Casebooks also must evolve to reflect today’s best pedagogical practices. Chomsky details twelve “things we know about learning theory and practice” that could make teaching materials and course design more effective. In brief, learning outcomes are optimized when:

  1. Learning is active and effortful;
  2. New facts and concepts are connected to what is already known;
  3. Students can identify gaps in their knowledge;
  4. Students are repeatedly tested (“Testing helps students learn because it interrupts forgetting.”);
  5. Multiple topics are linked together (“interwoven”);
  6. Learning is connected with how the knowledge will later be used;
  7. Students are able to self-reflect and self-assess;
  8. Problem solving is attempted before solutions are given;
  9. Visual and verbal learning channels are accessed together;
  10. Students are taught the skill of reading;
  11. Students are led through the increasingly complex stages of learning (from accessible knowledge, to comprehension, to the ability to apply, analyze, synthesize, and evaluate);
  12. Students understand these pedagogical principals so that they can become effective learners.

Chomsky explains that these pedagogical principles should deliberately inform casebooks, and that casebooks should be designed to allow easy application of these principles.
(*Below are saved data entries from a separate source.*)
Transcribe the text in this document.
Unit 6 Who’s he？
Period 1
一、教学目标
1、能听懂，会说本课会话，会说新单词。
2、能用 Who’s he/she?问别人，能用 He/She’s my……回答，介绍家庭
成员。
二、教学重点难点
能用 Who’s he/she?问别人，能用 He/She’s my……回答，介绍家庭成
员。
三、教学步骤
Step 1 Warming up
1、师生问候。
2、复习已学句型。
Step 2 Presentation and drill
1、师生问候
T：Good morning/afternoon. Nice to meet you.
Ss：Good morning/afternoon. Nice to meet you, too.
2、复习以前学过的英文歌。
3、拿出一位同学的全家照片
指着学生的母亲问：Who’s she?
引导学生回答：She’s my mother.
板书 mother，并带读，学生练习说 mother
Furthermore, teaching manuals would do well to inform and advise professors with respect to the efficacy and methodology of these approaches, including implementation ideas and exercises.
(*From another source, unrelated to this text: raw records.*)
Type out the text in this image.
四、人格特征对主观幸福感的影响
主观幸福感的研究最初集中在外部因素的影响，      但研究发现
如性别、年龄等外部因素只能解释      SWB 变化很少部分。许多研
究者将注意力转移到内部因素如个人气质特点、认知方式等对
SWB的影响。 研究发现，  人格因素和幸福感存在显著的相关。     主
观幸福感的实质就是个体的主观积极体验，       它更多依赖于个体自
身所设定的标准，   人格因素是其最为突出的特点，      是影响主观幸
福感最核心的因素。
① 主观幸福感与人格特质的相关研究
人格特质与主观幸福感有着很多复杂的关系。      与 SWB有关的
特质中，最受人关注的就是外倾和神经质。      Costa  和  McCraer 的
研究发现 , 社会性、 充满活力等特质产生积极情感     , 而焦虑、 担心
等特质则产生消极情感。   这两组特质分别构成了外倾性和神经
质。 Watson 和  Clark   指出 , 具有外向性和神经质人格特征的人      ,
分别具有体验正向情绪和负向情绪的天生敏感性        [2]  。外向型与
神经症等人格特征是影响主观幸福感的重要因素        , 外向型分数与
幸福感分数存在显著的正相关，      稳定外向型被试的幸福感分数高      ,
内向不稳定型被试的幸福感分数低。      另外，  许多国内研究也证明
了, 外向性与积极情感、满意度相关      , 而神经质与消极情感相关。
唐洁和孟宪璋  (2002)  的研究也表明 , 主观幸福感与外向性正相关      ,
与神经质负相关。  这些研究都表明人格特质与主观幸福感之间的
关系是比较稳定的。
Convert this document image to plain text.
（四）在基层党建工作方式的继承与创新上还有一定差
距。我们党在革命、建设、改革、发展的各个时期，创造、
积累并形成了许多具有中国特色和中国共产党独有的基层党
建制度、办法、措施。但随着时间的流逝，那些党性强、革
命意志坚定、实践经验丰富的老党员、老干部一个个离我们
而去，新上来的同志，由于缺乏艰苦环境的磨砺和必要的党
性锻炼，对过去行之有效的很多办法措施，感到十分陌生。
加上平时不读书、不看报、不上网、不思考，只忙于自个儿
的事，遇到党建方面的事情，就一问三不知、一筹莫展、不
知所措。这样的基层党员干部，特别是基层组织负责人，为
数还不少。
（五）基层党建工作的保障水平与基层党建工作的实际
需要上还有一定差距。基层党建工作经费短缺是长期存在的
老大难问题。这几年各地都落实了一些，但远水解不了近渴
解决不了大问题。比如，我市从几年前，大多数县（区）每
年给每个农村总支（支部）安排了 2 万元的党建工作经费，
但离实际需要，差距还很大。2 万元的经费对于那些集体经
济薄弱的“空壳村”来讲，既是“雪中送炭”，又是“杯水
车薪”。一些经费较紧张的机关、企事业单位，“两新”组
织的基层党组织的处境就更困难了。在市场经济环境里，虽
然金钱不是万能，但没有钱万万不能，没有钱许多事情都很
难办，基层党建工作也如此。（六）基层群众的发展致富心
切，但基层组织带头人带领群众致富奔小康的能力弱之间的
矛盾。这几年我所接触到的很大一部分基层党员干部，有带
Finally, Chomsky predicts that casebooks can – and should – evolve in response to student needs (“What will sell”). From an admittedly unscientific survey Chomsky conducted among her University of Minnesota Law School students, she came up with a list of eleven things that students would like to see in their casebooks, and, presumably, their law school courses. These student suggestions include things like more clarity in the presentation of legal rules (rather than burying legal rules in “opaque materials”), problems that they can use to test their understanding, better road-mapping with respect to a broad area of the law and how a given unit of study fits into that big picture, better connection of the law to the world around them and their future practice, and material that is better humanized with pictures and stories behind cases. Interestingly, students in Chomsky’s study also indicated that they prefer to have all casebook content be included in a hard-copy volume, and expressed comparative reluctance to use and access online textbooks, weblinks, and the like. Chomsky wonders if this reluctance to use digital learning tools stems from the fact that the current generation of law students learned from actual books, even though they learned to take notes on a laptop. If so, Chomsky wonders if this will change as future generations learn more from a screen rather than a page. (I for one certainly hope not because, in my completely unscientific opinion, people read and retain information better from a printed page.)

Casebooks, course design, and law school pedagogy are all evolving, and at a remarkably quick rate. Authors and professors who use casebooks would therefore do well to thoughtfully consider Chomsky’s suggestions when it comes to crafting casebooks and course design as well as selecting course materials.